9. Si Atmosfir Tebal
Planet HD 189733b adalah planet pertama yang
atmosfernya "tercium" oleh para ilmuwan. Dengan menganalisis cahaya
dari sistem bintang planet itu, astronom mengatakan atmosfir planet tersebut
tertutup oleh semacam kabut tebal serupa dengan butiran pasir. Sayangnya, air
tidak terdeteksi di planet tersebut. Namun, pemburu planet menduga ada
kehidupan di balik kabut tebal itu.
10. Kembaran Bumi?
Gliese 581 C adalah exoplanet yang saat ini
banyak menarik perhatian para ilmuwan di seluruh dunia. Pasalnya, planet
terkecil di luar sistem tata surya ini berada di "zona aman".

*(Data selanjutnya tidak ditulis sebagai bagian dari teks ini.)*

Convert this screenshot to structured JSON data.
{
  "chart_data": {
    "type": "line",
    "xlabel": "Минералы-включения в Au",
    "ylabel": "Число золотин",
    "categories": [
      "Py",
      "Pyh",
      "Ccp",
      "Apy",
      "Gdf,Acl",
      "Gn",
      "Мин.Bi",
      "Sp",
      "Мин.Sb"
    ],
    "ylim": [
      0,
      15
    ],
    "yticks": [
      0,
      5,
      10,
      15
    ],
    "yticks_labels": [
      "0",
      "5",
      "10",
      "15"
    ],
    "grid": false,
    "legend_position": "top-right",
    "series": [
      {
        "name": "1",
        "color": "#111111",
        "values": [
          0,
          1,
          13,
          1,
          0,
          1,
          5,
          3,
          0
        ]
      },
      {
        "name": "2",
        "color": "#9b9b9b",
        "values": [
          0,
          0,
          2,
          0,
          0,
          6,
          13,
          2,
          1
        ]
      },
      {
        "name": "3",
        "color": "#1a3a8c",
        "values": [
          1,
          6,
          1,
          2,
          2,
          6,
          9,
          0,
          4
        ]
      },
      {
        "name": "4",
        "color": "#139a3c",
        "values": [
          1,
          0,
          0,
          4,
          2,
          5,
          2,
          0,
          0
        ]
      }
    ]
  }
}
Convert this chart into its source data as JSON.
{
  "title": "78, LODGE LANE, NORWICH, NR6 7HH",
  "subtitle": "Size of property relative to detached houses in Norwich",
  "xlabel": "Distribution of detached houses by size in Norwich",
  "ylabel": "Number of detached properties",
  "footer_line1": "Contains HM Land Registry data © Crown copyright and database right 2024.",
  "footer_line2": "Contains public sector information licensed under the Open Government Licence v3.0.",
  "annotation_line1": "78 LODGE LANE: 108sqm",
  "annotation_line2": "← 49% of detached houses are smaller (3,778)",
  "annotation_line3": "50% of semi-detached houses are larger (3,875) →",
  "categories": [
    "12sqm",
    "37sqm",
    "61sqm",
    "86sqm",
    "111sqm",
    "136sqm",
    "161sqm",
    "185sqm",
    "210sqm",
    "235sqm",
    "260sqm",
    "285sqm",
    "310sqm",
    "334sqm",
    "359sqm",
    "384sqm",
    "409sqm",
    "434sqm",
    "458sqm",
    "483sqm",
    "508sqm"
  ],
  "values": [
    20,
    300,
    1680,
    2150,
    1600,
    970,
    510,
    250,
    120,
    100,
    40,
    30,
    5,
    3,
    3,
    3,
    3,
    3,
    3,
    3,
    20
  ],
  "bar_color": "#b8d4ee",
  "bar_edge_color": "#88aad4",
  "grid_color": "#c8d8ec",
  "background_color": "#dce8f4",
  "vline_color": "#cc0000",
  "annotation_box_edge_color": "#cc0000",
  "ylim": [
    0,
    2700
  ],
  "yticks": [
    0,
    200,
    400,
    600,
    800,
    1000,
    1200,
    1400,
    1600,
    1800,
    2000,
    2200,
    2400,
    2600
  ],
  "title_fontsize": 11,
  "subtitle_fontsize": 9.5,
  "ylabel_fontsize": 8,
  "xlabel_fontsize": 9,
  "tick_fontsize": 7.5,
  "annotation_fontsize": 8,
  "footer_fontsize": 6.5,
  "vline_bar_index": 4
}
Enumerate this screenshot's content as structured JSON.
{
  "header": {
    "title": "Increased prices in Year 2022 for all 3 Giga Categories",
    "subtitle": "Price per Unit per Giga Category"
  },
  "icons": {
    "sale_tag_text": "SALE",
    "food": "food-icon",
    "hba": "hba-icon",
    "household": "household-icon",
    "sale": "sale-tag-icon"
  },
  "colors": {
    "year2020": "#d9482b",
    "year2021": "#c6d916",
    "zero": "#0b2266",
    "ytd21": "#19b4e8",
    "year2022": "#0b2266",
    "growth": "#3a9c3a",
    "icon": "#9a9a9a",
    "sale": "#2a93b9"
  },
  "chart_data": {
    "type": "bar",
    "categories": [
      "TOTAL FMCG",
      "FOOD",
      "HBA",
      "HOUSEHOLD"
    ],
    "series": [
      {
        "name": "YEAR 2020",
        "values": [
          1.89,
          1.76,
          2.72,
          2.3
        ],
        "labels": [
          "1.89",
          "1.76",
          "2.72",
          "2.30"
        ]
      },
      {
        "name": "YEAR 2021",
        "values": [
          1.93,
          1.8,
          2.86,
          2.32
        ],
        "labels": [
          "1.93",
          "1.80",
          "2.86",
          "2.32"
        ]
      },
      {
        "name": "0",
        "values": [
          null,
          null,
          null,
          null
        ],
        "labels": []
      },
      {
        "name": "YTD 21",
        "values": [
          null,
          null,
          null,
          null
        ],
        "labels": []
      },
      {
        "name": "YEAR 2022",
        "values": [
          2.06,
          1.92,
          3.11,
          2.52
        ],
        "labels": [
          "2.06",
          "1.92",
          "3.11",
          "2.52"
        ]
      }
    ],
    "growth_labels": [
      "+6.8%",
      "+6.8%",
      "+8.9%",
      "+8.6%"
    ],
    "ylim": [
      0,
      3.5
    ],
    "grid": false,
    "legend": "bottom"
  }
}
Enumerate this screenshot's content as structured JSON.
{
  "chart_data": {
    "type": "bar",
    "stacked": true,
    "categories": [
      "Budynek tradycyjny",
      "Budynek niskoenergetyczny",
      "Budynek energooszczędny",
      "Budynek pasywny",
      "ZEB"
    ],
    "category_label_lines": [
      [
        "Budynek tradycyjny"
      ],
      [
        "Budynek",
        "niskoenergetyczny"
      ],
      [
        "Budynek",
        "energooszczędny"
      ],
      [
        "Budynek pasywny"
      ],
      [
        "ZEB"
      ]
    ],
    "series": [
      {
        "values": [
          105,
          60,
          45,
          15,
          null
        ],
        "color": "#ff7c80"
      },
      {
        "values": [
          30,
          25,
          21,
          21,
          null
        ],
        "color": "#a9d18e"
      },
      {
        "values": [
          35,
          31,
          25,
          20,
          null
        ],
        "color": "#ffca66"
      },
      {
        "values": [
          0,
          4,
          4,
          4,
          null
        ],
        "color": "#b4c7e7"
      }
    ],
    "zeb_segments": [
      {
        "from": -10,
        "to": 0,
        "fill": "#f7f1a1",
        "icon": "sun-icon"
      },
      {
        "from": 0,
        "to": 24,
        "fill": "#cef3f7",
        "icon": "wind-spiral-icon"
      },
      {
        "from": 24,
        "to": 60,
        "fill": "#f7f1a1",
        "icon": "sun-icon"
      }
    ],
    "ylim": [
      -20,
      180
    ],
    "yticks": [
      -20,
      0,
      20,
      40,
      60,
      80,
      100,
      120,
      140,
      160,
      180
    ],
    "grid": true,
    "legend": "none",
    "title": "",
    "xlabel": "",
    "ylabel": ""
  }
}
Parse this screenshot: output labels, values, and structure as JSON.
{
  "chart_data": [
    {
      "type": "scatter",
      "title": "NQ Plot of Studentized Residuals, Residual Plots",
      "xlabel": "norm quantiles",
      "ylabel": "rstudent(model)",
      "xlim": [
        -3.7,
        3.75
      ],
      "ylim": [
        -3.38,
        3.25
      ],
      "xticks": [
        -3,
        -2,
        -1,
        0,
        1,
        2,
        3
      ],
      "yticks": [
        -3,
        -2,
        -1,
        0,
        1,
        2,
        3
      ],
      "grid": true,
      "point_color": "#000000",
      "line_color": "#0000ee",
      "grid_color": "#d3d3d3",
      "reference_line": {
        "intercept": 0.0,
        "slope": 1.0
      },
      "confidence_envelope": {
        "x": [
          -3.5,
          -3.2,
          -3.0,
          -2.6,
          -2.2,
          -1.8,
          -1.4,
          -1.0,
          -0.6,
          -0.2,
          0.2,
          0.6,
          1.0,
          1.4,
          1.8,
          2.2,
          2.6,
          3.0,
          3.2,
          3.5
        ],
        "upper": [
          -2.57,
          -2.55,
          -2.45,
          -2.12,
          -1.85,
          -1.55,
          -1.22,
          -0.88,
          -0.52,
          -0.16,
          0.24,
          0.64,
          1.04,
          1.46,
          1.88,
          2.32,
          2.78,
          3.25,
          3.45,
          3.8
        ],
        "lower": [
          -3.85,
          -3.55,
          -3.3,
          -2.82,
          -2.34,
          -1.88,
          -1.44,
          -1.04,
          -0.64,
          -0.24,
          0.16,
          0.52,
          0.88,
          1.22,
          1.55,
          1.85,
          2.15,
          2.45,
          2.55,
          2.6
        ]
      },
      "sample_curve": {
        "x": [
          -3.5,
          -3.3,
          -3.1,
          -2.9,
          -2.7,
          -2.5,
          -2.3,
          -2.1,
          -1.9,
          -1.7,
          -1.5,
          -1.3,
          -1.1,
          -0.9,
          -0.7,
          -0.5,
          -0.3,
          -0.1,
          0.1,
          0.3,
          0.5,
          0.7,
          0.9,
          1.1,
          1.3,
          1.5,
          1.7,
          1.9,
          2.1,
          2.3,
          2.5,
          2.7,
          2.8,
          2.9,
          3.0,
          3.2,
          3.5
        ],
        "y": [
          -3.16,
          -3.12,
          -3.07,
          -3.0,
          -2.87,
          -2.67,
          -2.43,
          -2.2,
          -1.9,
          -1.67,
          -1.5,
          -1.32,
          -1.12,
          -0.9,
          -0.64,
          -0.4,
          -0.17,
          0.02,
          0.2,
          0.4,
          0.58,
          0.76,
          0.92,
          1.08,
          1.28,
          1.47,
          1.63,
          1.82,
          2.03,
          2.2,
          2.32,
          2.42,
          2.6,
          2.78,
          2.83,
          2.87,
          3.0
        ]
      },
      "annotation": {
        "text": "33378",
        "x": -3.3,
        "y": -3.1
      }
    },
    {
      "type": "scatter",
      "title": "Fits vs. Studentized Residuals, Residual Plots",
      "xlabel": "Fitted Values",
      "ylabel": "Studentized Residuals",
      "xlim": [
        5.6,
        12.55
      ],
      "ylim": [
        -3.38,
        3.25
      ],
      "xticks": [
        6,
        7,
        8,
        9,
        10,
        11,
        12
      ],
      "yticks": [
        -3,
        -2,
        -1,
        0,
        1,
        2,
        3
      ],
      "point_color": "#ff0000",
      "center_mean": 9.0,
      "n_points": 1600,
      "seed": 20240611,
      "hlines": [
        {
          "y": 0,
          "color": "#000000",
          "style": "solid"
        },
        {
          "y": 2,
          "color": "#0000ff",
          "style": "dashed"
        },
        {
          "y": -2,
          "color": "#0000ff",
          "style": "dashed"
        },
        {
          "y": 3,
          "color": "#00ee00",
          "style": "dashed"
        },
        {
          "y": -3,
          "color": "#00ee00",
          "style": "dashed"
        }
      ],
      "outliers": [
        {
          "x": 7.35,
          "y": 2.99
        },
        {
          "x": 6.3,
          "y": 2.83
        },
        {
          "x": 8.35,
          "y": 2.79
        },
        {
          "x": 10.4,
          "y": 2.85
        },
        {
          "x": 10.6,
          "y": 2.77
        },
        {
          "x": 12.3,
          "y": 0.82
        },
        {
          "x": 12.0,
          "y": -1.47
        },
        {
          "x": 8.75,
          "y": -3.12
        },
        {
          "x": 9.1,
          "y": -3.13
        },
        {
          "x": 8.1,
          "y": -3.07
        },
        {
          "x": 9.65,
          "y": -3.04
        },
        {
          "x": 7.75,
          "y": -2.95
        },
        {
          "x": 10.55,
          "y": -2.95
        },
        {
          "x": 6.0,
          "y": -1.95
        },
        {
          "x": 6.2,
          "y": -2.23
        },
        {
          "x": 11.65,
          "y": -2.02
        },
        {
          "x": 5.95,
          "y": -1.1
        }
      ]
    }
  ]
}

Artinya, planet ini terletak tidak terlalu jauh maupun terlalu dekat dengan
bintangnya, sama seperti posisi bumi kita dengan matahari. Penemuan ini
menaikkan probabilitas terdapat air atau bahkan kehidupan di sana. Planet ini
50 persen lebih besar dan lima kali lebih masif dari bumi.
Mungkinkah ada kehidupan lain di luar sana? Para ilmuwan mengatakan dapat lebih
menguak hal tersebut pada tahun 2013, saat pengerjaan teleskop berteknologi
tinggi bernama James Webb Space Telescope (JWST).